Funny thing about venture capital – something I’ve really noticed as I transitioned from supporting other partners on their deals to exclusively managing my own portfolio – it’s a pretty lonely business. I have an extremely close relationship with my partners and of course bounce thoughts, ideas and questions off of them on a regular basis (something I think we at Mobius we are extremely good at doing). But for the most part, I spend my days doing my own thing and generally have limited overlap with what they are working on (they manage their own portfolios; we intersect on fund management and looking at new investment opportunities, but that’s about it). My “colleagues” are for the most part other board members of the companies I work with and the management teams of those companies. I spend a huge amount of time with these two groups of people. I travel pretty often, but almost never with anyone else. My partners do the same. As a result we overlap in the office only one or two days per week. This kind of snuck up on me over the past years but I’ve been thinking about it a lot over the last few months. For my personality this works great – I love the autonomy and have never been the kind of person who wanted or needed close supervision. But it’s definitely different than any other work I’ve done and I can’t help but think how unusual a working structure it is – something I never considered before I got into the business.

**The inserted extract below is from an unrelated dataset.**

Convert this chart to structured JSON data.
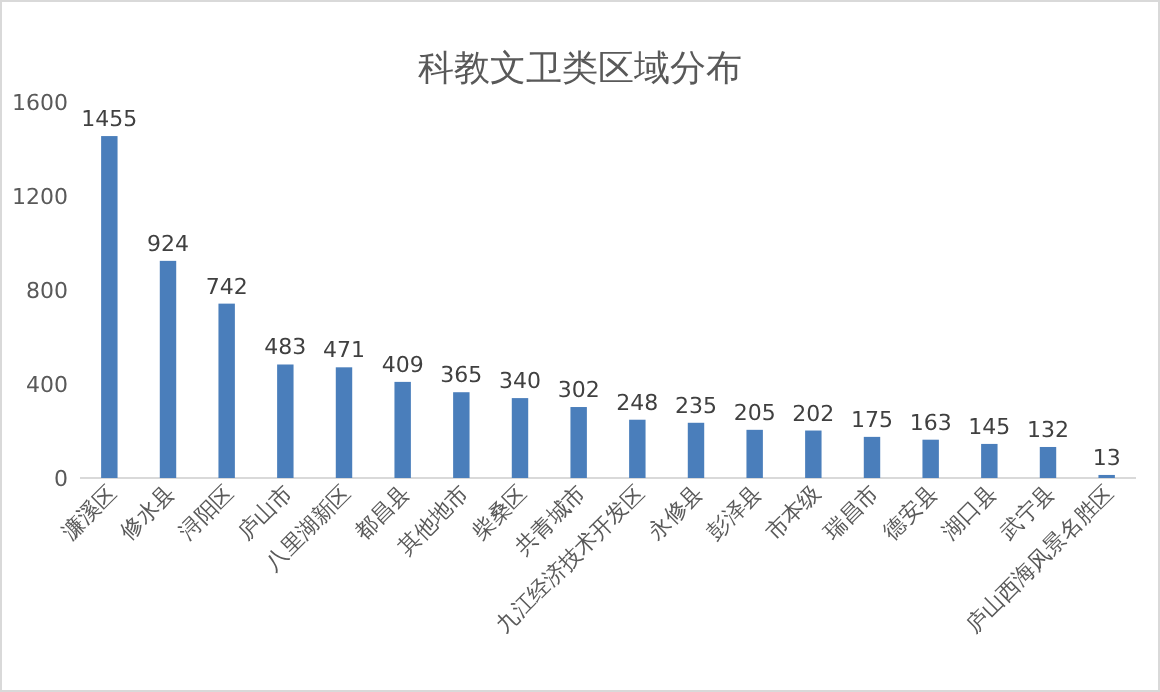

  • Seth, that’s a great post, thanks for sharing!
    I’m sort of the same way with entrepreneurship.
    Before I got into it, I never spared a thought for how risky it is, seeing that I have a portfolio of one company which is more volatile and illiquid than any penny stock.
    I mean, this suits me just fine because for me entrepreneurship is more of a liftyle choice – but from an asset allocation perspective, I can’t help but think how unusual an entrepreneur’s investment portfolio must seem to your average Wall Steet punter.